Syntheses of 3-(4-arylthieno[2,3-d]pyrimidin-2-yl)-2H-chromen-2-ones 5 by the reaction of 2-iminocoumarin-3-carboxamides 1 with (2-aminothiophen-3-yl)(aryl)methanones 2 and by the alternative Suzuki coupling of 4-chlorothieno[2,3-d]pyrimidin-2-yl-2H-chromen-2-one 7 with arylboronic acids were developed. Compound 5d showed higher antimicrobial activity against Staphylococcus aureus than the reference drug streptomycin.

Keywords: arylation; coumarin; coupling; rearrangement; thiophene

Introduction

4-Arylthieno[2,3-d]pyrimidines have been studied as adenosine receptor modulators [1], agonists of luteinizing hormone (LH) and follicle-stimulating hormone (FSH) receptors [2] and inhibitors of heat shock protein 90 (Hsp90) [3]. Some derivatives inhibit transforming growth factor (TGF)-β receptor kinase [4] and the IκB kinase (IKK)-β and/or tumor necrosis factor (TNF)-α receptor [5]. The effective approaches to the preparation of these compounds are the Thorpe reaction [2], [4], cyclization of 2-amino-3-aroylthiophenes [6], [7], arylation of thieno[2,3-d]pyrimidines by Suzuki coupling [8] or aluminum trichloride catalyzed reactions [9]. It is also known that coumarins modified at position 3 with heterocyclic fragments display antimicrobial properties [10], [11], [12]. Earlier, the ‘recyclization’ reactions of 2-aminobenzophenones with 2-iminocoumarin-3-carboxamides were reported as an easy one-step method for the preparation of 3-(4-arylquinazolin-2-yl)-2H-chromen-2-ones [13] as well as the preparation of 2-(2-oxo(imino)-2H-chromen-3-yl)thieno[2,3-d]pyrimidin-4(3H)-ones using the methods of ‘recyclization’ of 2-iminocoumarins [14], [15], [16], [17]. The reaction of 2-iminocoumarin-3-carboxamides 1 with (2-aminothiophen-3-yl)(aryl)methanones 2 has never been studied before.

Results and discussion

We studied the reaction of compounds 1 with compounds 2 as the way for synthesis of compounds 5 (Scheme 1). The previous studies showed the effectiveness of such a two-step procedure for the preparation of similar compounds [15], [16], [17]. Thus, heating a mixture of compounds 1a and 2a at 50–60°C in glacial acetic acid (method A) furnished the intermediate compound 3, albeit in a low yield and with insufficient purity. Analysis of the liquid chromatography/mass spectrometry (LC/MS) data of the crude mixture suggested that the major product 3 was contaminated with compounds 2a (Ar=Ph), 4 and 5a.

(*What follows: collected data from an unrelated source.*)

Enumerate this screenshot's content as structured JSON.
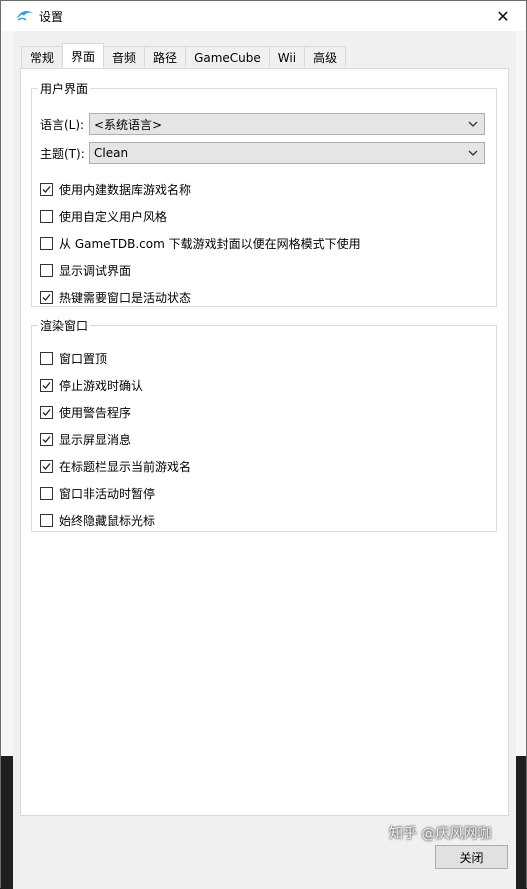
{
  "window": {
    "title": "设置",
    "close_glyph": "✕"
  },
  "tabs": [
    {
      "label": "常规",
      "active": false
    },
    {
      "label": "界面",
      "active": true
    },
    {
      "label": "音频",
      "active": false
    },
    {
      "label": "路径",
      "active": false
    },
    {
      "label": "GameCube",
      "active": false
    },
    {
      "label": "Wii",
      "active": false
    },
    {
      "label": "高级",
      "active": false
    }
  ],
  "ui_group": {
    "legend": "用户界面",
    "language": {
      "label": "语言(L):",
      "value": "<系统语言>"
    },
    "theme": {
      "label": "主题(T):",
      "value": "Clean"
    },
    "checkboxes": [
      {
        "label": "使用内建数据库游戏名称",
        "checked": true
      },
      {
        "label": "使用自定义用户风格",
        "checked": false
      },
      {
        "label": "从 GameTDB.com 下载游戏封面以便在网格模式下使用",
        "checked": false
      },
      {
        "label": "显示调试界面",
        "checked": false
      },
      {
        "label": "热键需要窗口是活动状态",
        "checked": true
      }
    ]
  },
  "render_group": {
    "legend": "渲染窗口",
    "checkboxes": [
      {
        "label": "窗口置顶",
        "checked": false
      },
      {
        "label": "停止游戏时确认",
        "checked": true
      },
      {
        "label": "使用警告程序",
        "checked": true
      },
      {
        "label": "显示屏显消息",
        "checked": true
      },
      {
        "label": "在标题栏显示当前游戏名",
        "checked": true
      },
      {
        "label": "窗口非活动时暂停",
        "checked": false
      },
      {
        "label": "始终隐藏鼠标光标",
        "checked": false
      }
    ]
  },
  "footer": {
    "close_label": "关闭"
  },
  "watermark": "知乎 @庆风网咖",
  "colors": {
    "panel_bg": "#ffffff",
    "window_bg": "#f0f0f0",
    "dolphin_blue": "#3a9bd8"
  }
}
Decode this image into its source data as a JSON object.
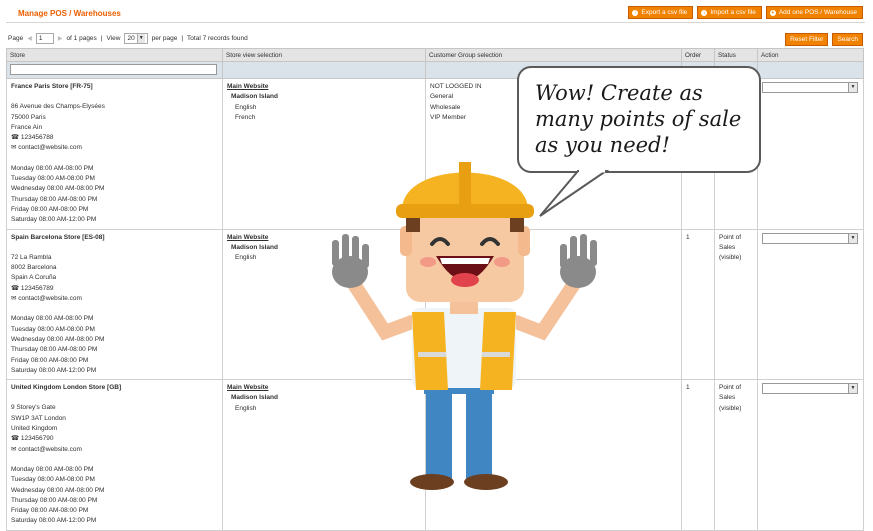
{
  "page": {
    "title": "Manage POS / Warehouses",
    "buttons": {
      "export": "Export a csv file",
      "import": "Import a csv file",
      "add": "Add one POS / Warehouse",
      "reset": "Reset Filter",
      "search": "Search"
    }
  },
  "pager": {
    "page_label": "Page",
    "page_value": "1",
    "of_pages": "of 1 pages",
    "view_label": "View",
    "per_page_value": "20",
    "per_page_label": "per page",
    "records": "Total 7 records found"
  },
  "columns": {
    "store": "Store",
    "store_view": "Store view selection",
    "customer_group": "Customer Group selection",
    "order": "Order",
    "status": "Status",
    "action": "Action"
  },
  "rows": [
    {
      "name": "France Paris Store [FR-75]",
      "address": [
        "86 Avenue des Champs-Elysées",
        "75000 Paris",
        "France Ain"
      ],
      "phone": "123456788",
      "email": "contact@website.com",
      "hours": [
        "Monday 08:00 AM-08:00 PM",
        "Tuesday 08:00 AM-08:00 PM",
        "Wednesday 08:00 AM-08:00 PM",
        "Thursday 08:00 AM-08:00 PM",
        "Friday 08:00 AM-08:00 PM",
        "Saturday 08:00 AM-12:00 PM"
      ],
      "website": "Main Website",
      "store": "Madison Island",
      "views": [
        "English",
        "French"
      ],
      "groups": [
        "NOT LOGGED IN",
        "General",
        "Wholesale",
        "VIP Member"
      ],
      "order": "",
      "status": []
    },
    {
      "name": "Spain Barcelona Store [ES-08]",
      "address": [
        "72 La Rambla",
        "8002 Barcelona",
        "Spain A Coruña"
      ],
      "phone": "123456789",
      "email": "contact@website.com",
      "hours": [
        "Monday 08:00 AM-08:00 PM",
        "Tuesday 08:00 AM-08:00 PM",
        "Wednesday 08:00 AM-08:00 PM",
        "Thursday 08:00 AM-08:00 PM",
        "Friday 08:00 AM-08:00 PM",
        "Saturday 08:00 AM-12:00 PM"
      ],
      "website": "Main Website",
      "store": "Madison Island",
      "views": [
        "English"
      ],
      "groups": [],
      "order": "1",
      "status": [
        "Point of",
        "Sales",
        "(visible)"
      ]
    },
    {
      "name": "United Kingdom London Store [GB]",
      "address": [
        "9 Storey's Gate",
        "SW1P 3AT London",
        "United Kingdom"
      ],
      "phone": "123456790",
      "email": "contact@website.com",
      "hours": [
        "Monday 08:00 AM-08:00 PM",
        "Tuesday 08:00 AM-08:00 PM",
        "Wednesday 08:00 AM-08:00 PM",
        "Thursday 08:00 AM-08:00 PM",
        "Friday 08:00 AM-08:00 PM",
        "Saturday 08:00 AM-12:00 PM"
      ],
      "website": "Main Website",
      "store": "Madison Island",
      "views": [
        "English"
      ],
      "groups": [],
      "order": "1",
      "status": [
        "Point of",
        "Sales",
        "(visible)"
      ]
    }
  ],
  "bubble": {
    "text": "Wow! Create as\nmany points of sale\nas you need!"
  },
  "icons": {
    "phone": "phone-icon",
    "email": "envelope-icon",
    "dropdown": "chevron-down-icon"
  },
  "colors": {
    "accent": "#f18200",
    "title": "#eb5e00",
    "header_bg": "#e4e4e4",
    "filter_bg": "#dbe3ea"
  }
}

Scheme 1 Synthesis of 3-(4-arylthieno[2,3-d]pyrimidin-2-yl)-2H-chromen-2-ones 5.
Scheme 1

Synthesis of 3-(4-arylthieno[2,3-d]pyrimidin-2-yl)-2H-chromen-2-ones 5.

Attempts to rearrange compounds 3 to 5 by heating in dimethylformamide (DMF) failed. The use of glacial acetic acid (8 h of boiling) for the attempted rearrangement of 3 gave traces of compound 5a. However, heating of the crude product 3 in glacial acetic acid in the presence of ammonium acetate for 3 h furnished the desired product 5a in a yield of 18%. For the synthesis of compounds 5, heating of equimolar amounts of compounds 1 and 2 in glacial acetic acid (method B) was also tried. Products 5 were isolated in yields of 61–82% after quenching the mixture with cold water followed by crystallization of the resultant precipitate from ethanol. In the third experiment (method C), product 5e was obtained by a Suzuki coupling of compound 7 with 4-methoxyphenylboronic acid, which had been prepared from the available intermediate 6 [15], [16] by treatment with POCl3 (method C). The Suzuki reaction proceeded slowly and required 12 h for completion. The target compound 5e was isolated in a 45% yield after chromatographic purification. In comparison, method B is the most convenient way of obtaining 3-(4-arylthieno[2,3-d]pyrimidin-2-yl)-2H-chromen-2-ones 5.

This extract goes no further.